An emergency merger occurs when a credit union is either insolvent or in danger of insolvency, and only after the NCUA has established the following:
–An emergency requiring expeditious action exists;
–Other alternatives are not reasonably available; and
–The public interest would best be served by approving the merger.
–If not corrected, conditions that could lead to insolvency include, but are not limited to:
–Abandonment by management;
–Loss of sponsor;
–Serious and persistent record-keeping problems; or
–Serious and persistent operational concerns.
Such a merger can only be carried out with the NCUA’s direct involvement, and may be approved without regard to a credit union’s charter type or field of membership restrictions. A Single Common Bond credit union, for instance, may take on the FOM of a Community credit union, however the continuing institution’s charter will not be changed based on the addition.

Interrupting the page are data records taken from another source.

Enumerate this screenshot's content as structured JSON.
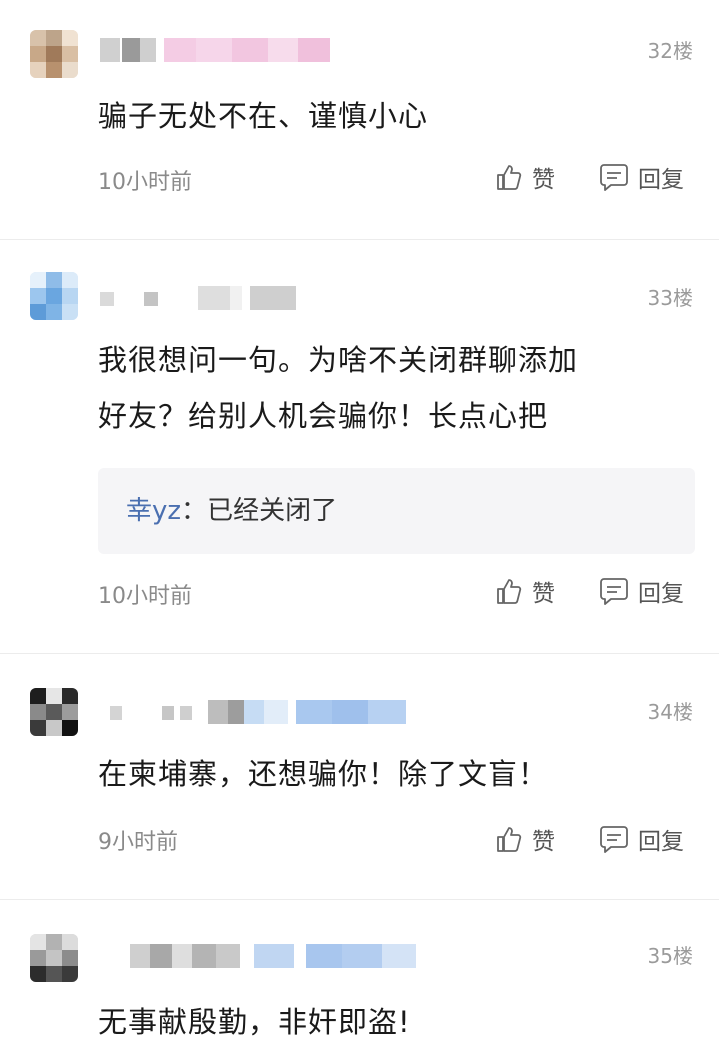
{
  "comments": [
    {
      "floor": "32楼",
      "lines": [
        "骗子无处不在、谨慎小心"
      ],
      "time": "10小时前",
      "like_label": "赞",
      "reply_label": "回复"
    },
    {
      "floor": "33楼",
      "lines": [
        "我很想问一句。为啥不关闭群聊添加",
        "好友？给别人机会骗你！长点心把"
      ],
      "reply": {
        "name": "幸yz",
        "sep": "：",
        "text": "已经关闭了"
      },
      "time": "10小时前",
      "like_label": "赞",
      "reply_label": "回复"
    },
    {
      "floor": "34楼",
      "lines": [
        "在柬埔寨，还想骗你！除了文盲！"
      ],
      "time": "9小时前",
      "like_label": "赞",
      "reply_label": "回复"
    },
    {
      "floor": "35楼",
      "lines": [
        "无事献殷勤，非奸即盗!"
      ]
    }
  ],
  "colors": {
    "floor": "#9a9a9a",
    "time": "#8a8a8a",
    "reply_name": "#4a6fb0",
    "reply_bg": "#f5f5f7"
  },
  "icons": [
    "thumbs-up-icon",
    "comment-reply-icon"
  ]
}
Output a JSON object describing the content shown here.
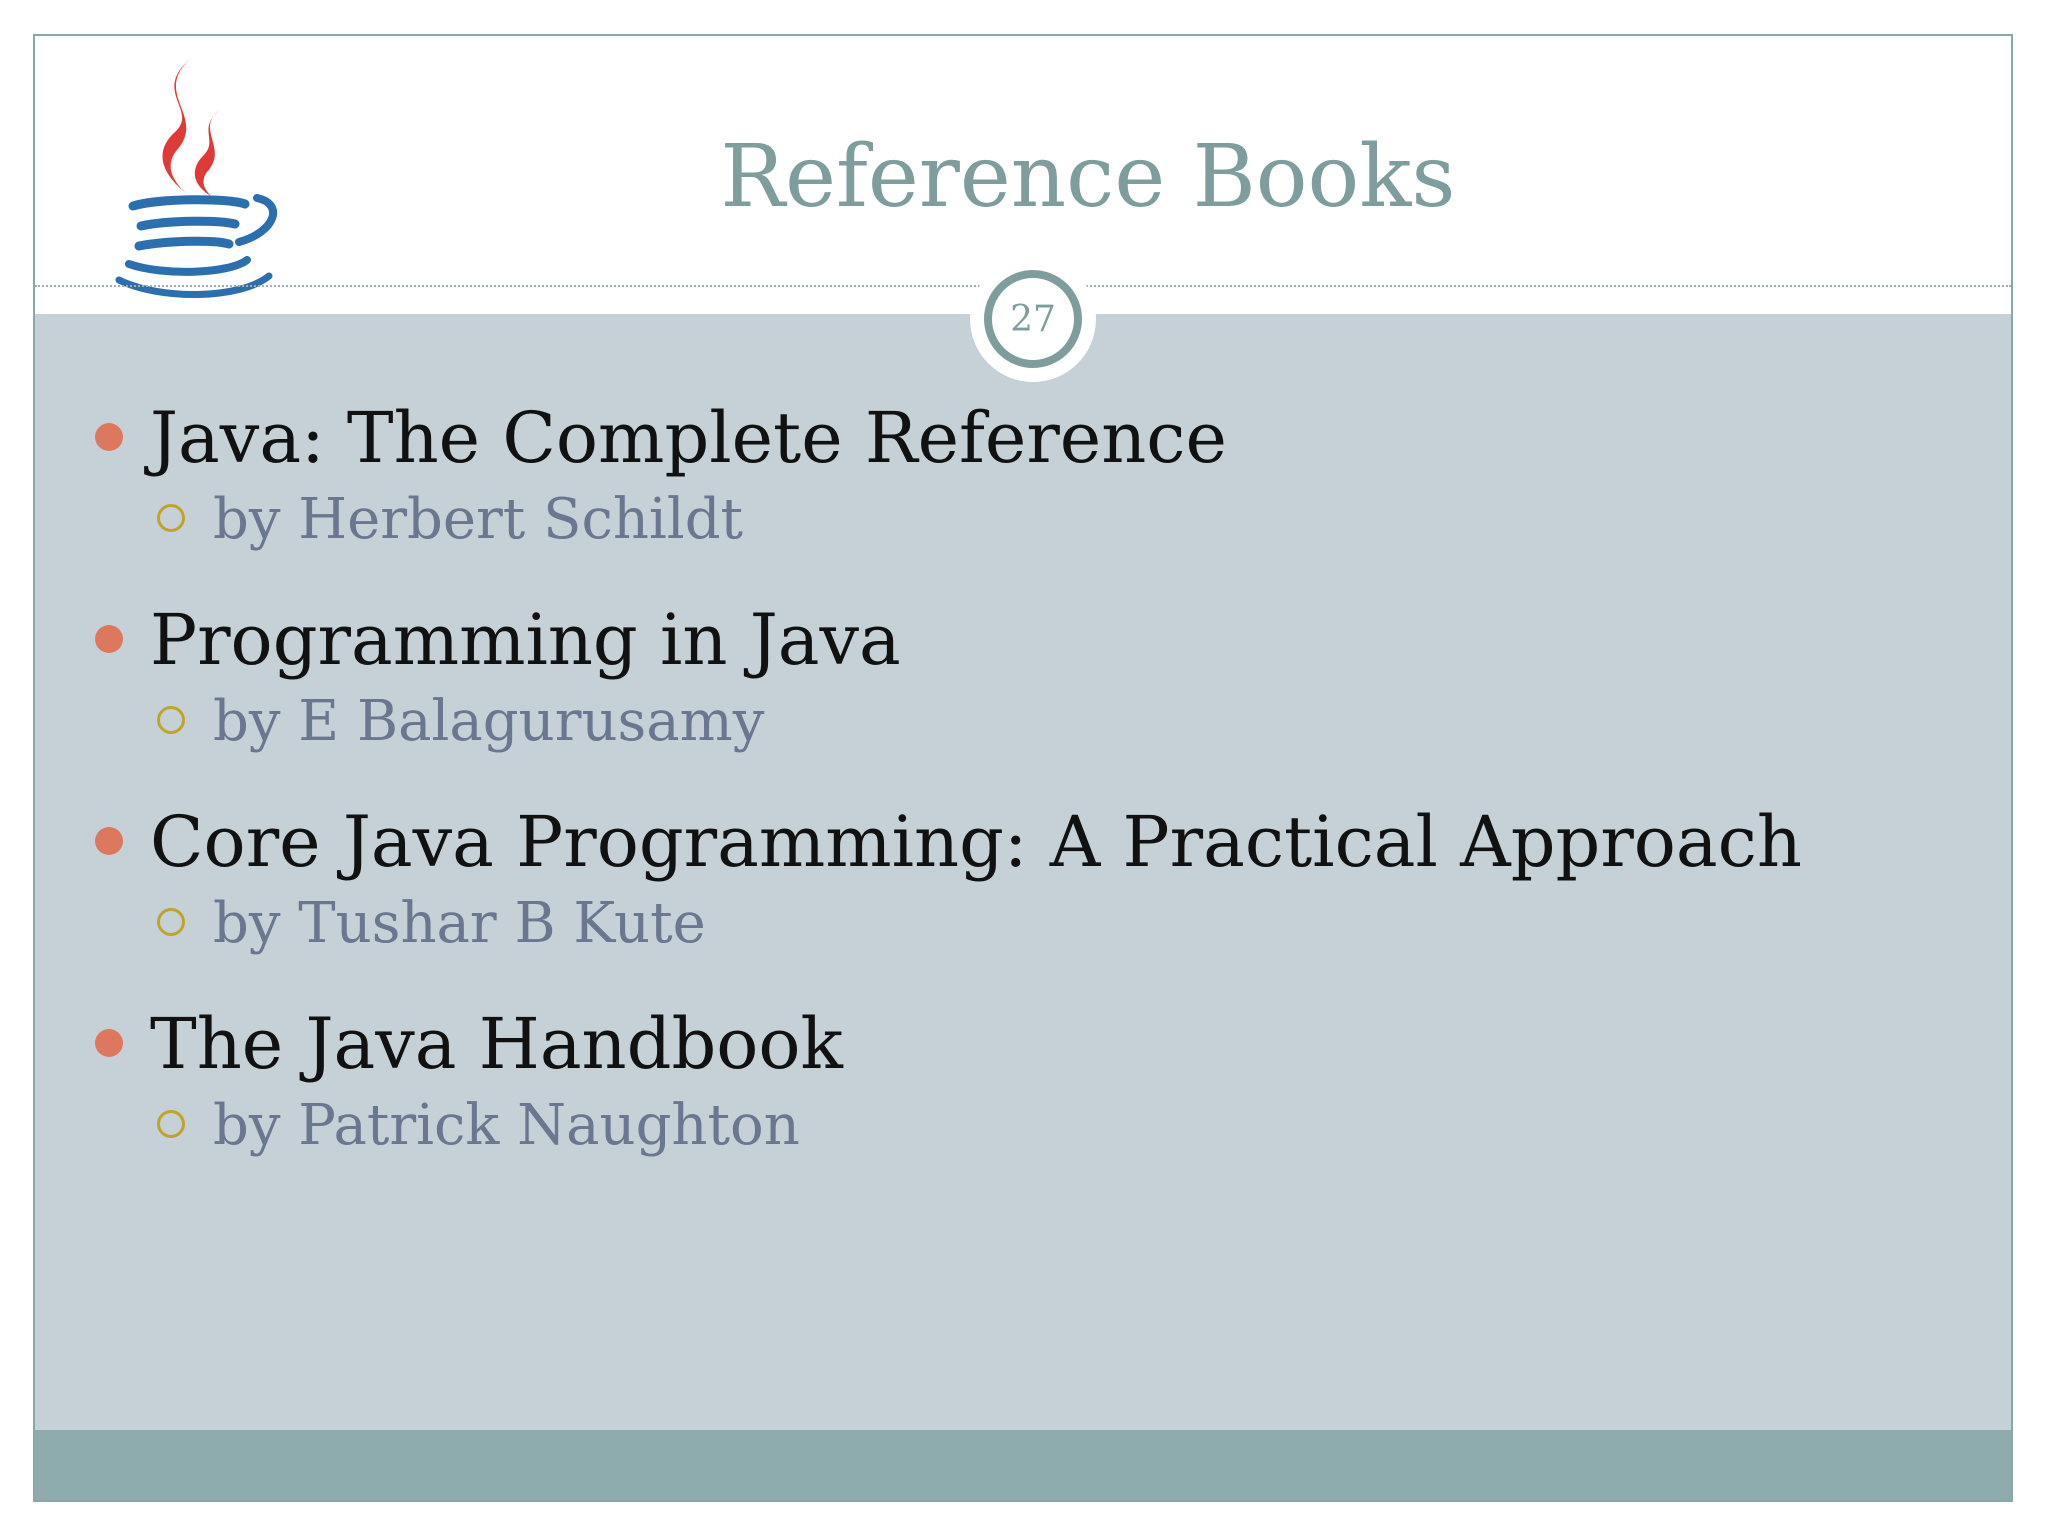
{
  "slide": {
    "title": "Reference Books",
    "page_number": "27",
    "logo_icon": "java-coffee-cup-icon"
  },
  "books": [
    {
      "title": "Java: The Complete Reference",
      "author": "by Herbert Schildt"
    },
    {
      "title": "Programming in Java",
      "author": "by E Balagurusamy"
    },
    {
      "title": "Core Java Programming: A Practical Approach",
      "author": "by Tushar B Kute"
    },
    {
      "title": "The Java Handbook",
      "author": "by Patrick Naughton"
    }
  ],
  "colors": {
    "title": "#7f9d9d",
    "content_background": "#c5d1d6",
    "footer_bar": "#8eabae",
    "bullet": "#dd785e",
    "sub_bullet": "#c2a32a",
    "book_title_text": "#111111",
    "author_text": "#6b7690",
    "logo_steam": "#e03a36",
    "logo_cup": "#2a6fb0"
  }
}
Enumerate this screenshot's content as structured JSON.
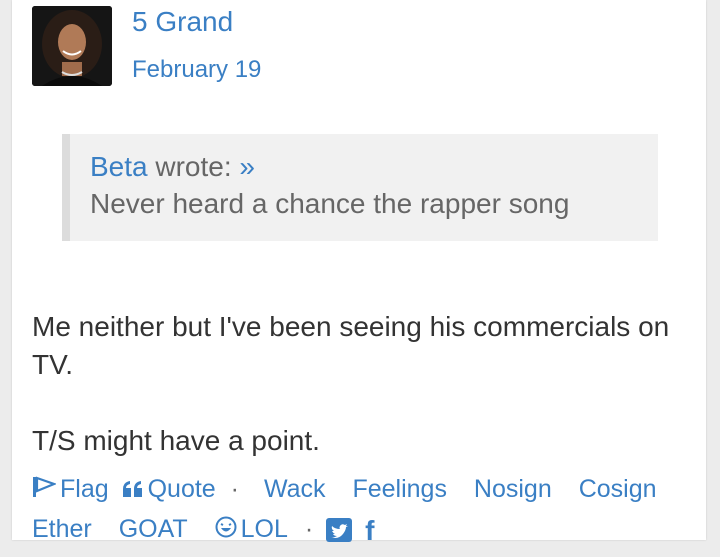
{
  "post": {
    "author": "5 Grand",
    "date": "February 19",
    "quote": {
      "user": "Beta",
      "wrote": "wrote:",
      "arrow": "»",
      "text": "Never heard a chance the rapper song"
    },
    "body": [
      "Me neither but I've been seeing his commercials on TV.",
      "T/S might have a point."
    ],
    "actions": {
      "flag": "Flag",
      "quote": "Quote",
      "separator": "·",
      "reactions": [
        "Wack",
        "Feelings",
        "Nosign",
        "Cosign",
        "Ether",
        "GOAT"
      ],
      "lol": "LOL",
      "facebook": "f"
    }
  },
  "colors": {
    "link": "#3a7fc4",
    "text": "#333333",
    "quote_bg": "#f1f1f1"
  }
}
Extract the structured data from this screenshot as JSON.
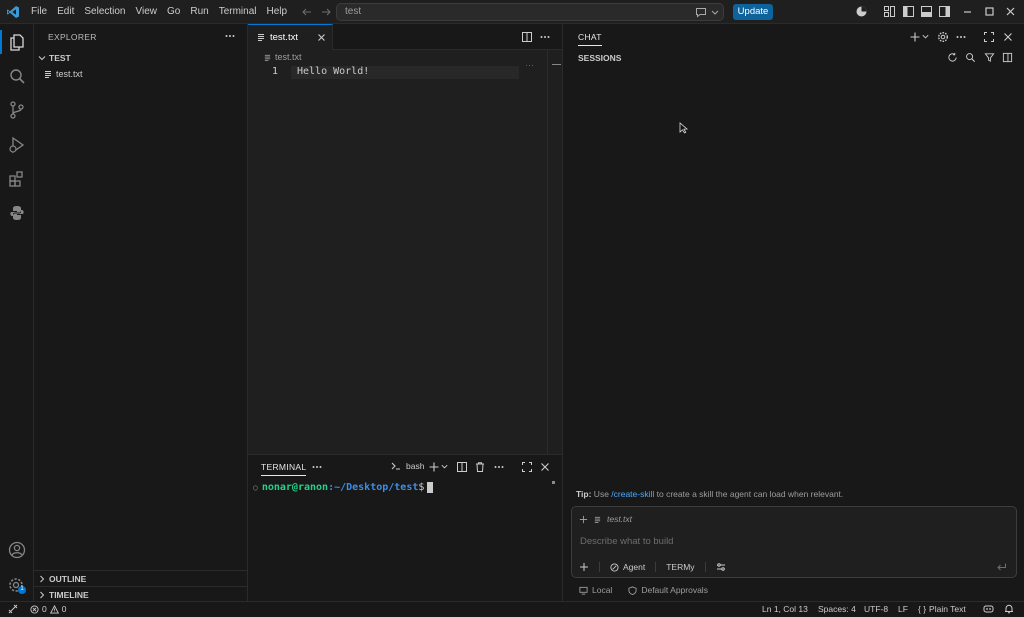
{
  "titlebar": {
    "menu": [
      "File",
      "Edit",
      "Selection",
      "View",
      "Go",
      "Run",
      "Terminal",
      "Help"
    ],
    "search_text": "test",
    "update_label": "Update"
  },
  "sidebar": {
    "header": "EXPLORER",
    "folder": "TEST",
    "file": "test.txt",
    "outline": "OUTLINE",
    "timeline": "TIMELINE"
  },
  "editor": {
    "tab_label": "test.txt",
    "breadcrumb": "test.txt",
    "line_number": "1",
    "line_text": "Hello World!"
  },
  "panel": {
    "tab": "TERMINAL",
    "shell": "bash",
    "prompt_user": "nonar@ranon",
    "prompt_path": ":~/Desktop/test",
    "prompt_symbol": "$"
  },
  "chat": {
    "title": "CHAT",
    "sessions": "SESSIONS",
    "tip_label": "Tip:",
    "tip_pre": " Use ",
    "tip_link": "/create-skill",
    "tip_post": " to create a skill the agent can load when relevant.",
    "attachment": "test.txt",
    "placeholder": "Describe what to build",
    "mode": "Agent",
    "model": "TERMy",
    "location": "Local",
    "approvals": "Default Approvals"
  },
  "status": {
    "errors": "0",
    "warnings": "0",
    "position": "Ln 1, Col 13",
    "spaces": "Spaces: 4",
    "encoding": "UTF-8",
    "eol": "LF",
    "language": "Plain Text",
    "badge": "1"
  },
  "colors": {
    "accent": "#0078d4",
    "update_button": "#0e639c",
    "prompt_green": "#23d18b",
    "prompt_blue": "#3b8eea"
  }
}
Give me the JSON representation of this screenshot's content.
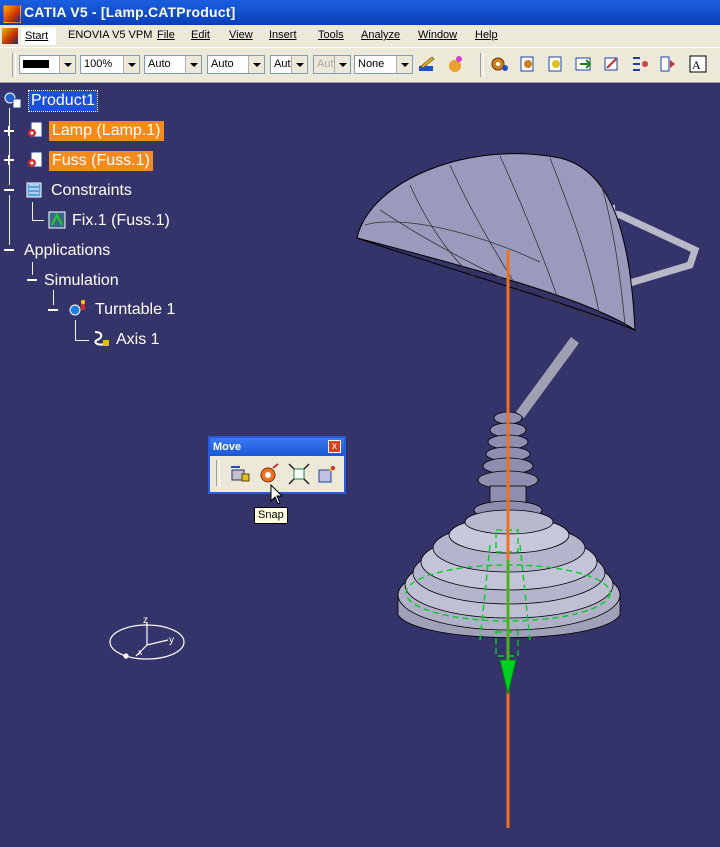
{
  "window": {
    "title": "CATIA V5 - [Lamp.CATProduct]"
  },
  "menu": {
    "items": [
      {
        "label": "Start"
      },
      {
        "label": "ENOVIA V5 VPM"
      },
      {
        "label": "File"
      },
      {
        "label": "Edit"
      },
      {
        "label": "View"
      },
      {
        "label": "Insert"
      },
      {
        "label": "Tools"
      },
      {
        "label": "Analyze"
      },
      {
        "label": "Window"
      },
      {
        "label": "Help"
      }
    ]
  },
  "toolbar": {
    "zoom": "100%",
    "combo_auto1": "Auto",
    "combo_auto2": "Auto",
    "combo_aut": "Aut",
    "combo_aut_disabled": "Aut",
    "combo_none": "None",
    "color_swatch": "#000000"
  },
  "tree": {
    "root": "Product1",
    "lamp": "Lamp (Lamp.1)",
    "fuss": "Fuss (Fuss.1)",
    "constraints": "Constraints",
    "fix": "Fix.1 (Fuss.1)",
    "applications": "Applications",
    "simulation": "Simulation",
    "turntable": "Turntable 1",
    "axis": "Axis 1"
  },
  "move_toolbar": {
    "title": "Move",
    "close": "x"
  },
  "tooltip": {
    "text": "Snap"
  },
  "compass": {
    "z": "z",
    "y": "y",
    "x": "x"
  },
  "colors": {
    "background": "#34346a",
    "highlight": "#f58a1e",
    "axis": "#f07020",
    "snap": "#00d020"
  }
}
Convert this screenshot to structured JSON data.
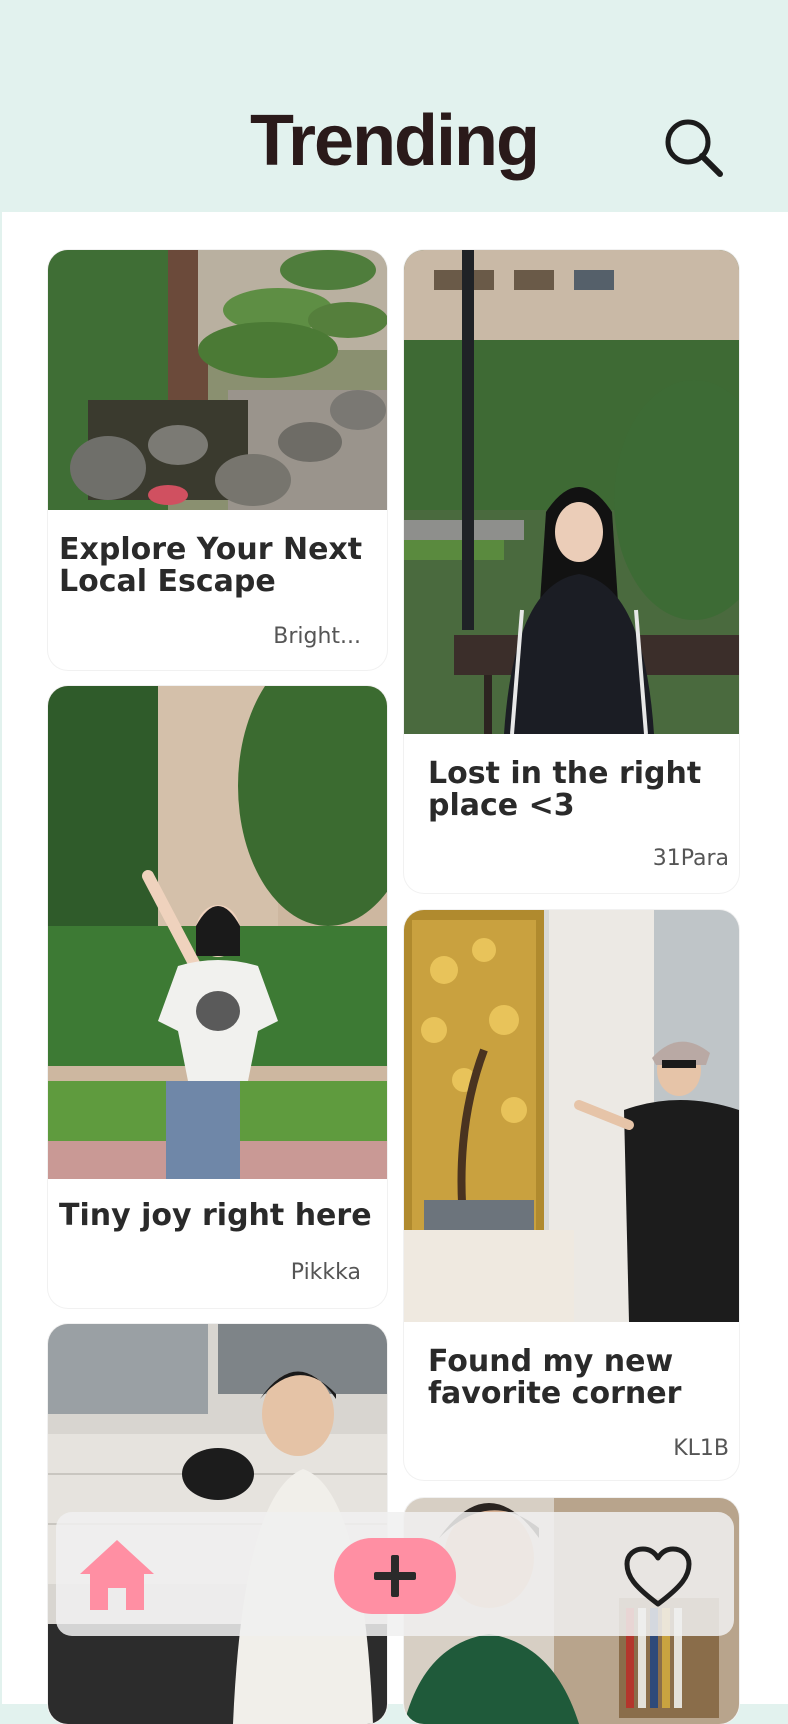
{
  "header": {
    "title": "Trending"
  },
  "icons": {
    "search": "search-icon",
    "home": "home-icon",
    "add": "plus-icon",
    "favorites": "heart-icon"
  },
  "colors": {
    "background": "#e2f2ee",
    "accent": "#ff8fa3",
    "title_text": "#2a1a1a"
  },
  "cards": [
    {
      "title": "Explore Your Next Local Escape",
      "author": "Bright...",
      "photo": "garden with bonsai trees and pond stones"
    },
    {
      "title": "Lost in the right place <3",
      "author": "31Para",
      "photo": "girl in black tracksuit sitting on park bench"
    },
    {
      "title": "Tiny joy right here",
      "author": "Pikkka",
      "photo": "girl in white t-shirt raising arm in courtyard"
    },
    {
      "title": "Found my new favorite corner",
      "author": "KL1B",
      "photo": "person in cap beside golden tree wall art"
    },
    {
      "title": "",
      "author": "",
      "photo": "girl holding pot lid in kitchen"
    },
    {
      "title": "",
      "author": "",
      "photo": "girl in green jersey by bookshelf"
    }
  ]
}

The NCUA plays an active role in the process of finding a “suitable merger partner,” and further notes specifically its primary concern is “that the continuing credit union has the financial strength and management expertise to absorb the troubled credit union without adversely affecting its own financial condition and stability.”
How Do You Apply for a Merger?
The first step in the process is for the boards of directors of all participating credit unions to approve a proposition for the merger itself. Next the institutions must prepare a plan for the merger detailing various financial and insurance-related factors, as well as outlining amendments to be made to the continuing credit union’s charter.
Once this plan has been approved by the respective boards it must be submitted, along with a host of other documents including a “Merger Agreement,” as a part of a larger application to the NCUA for certification.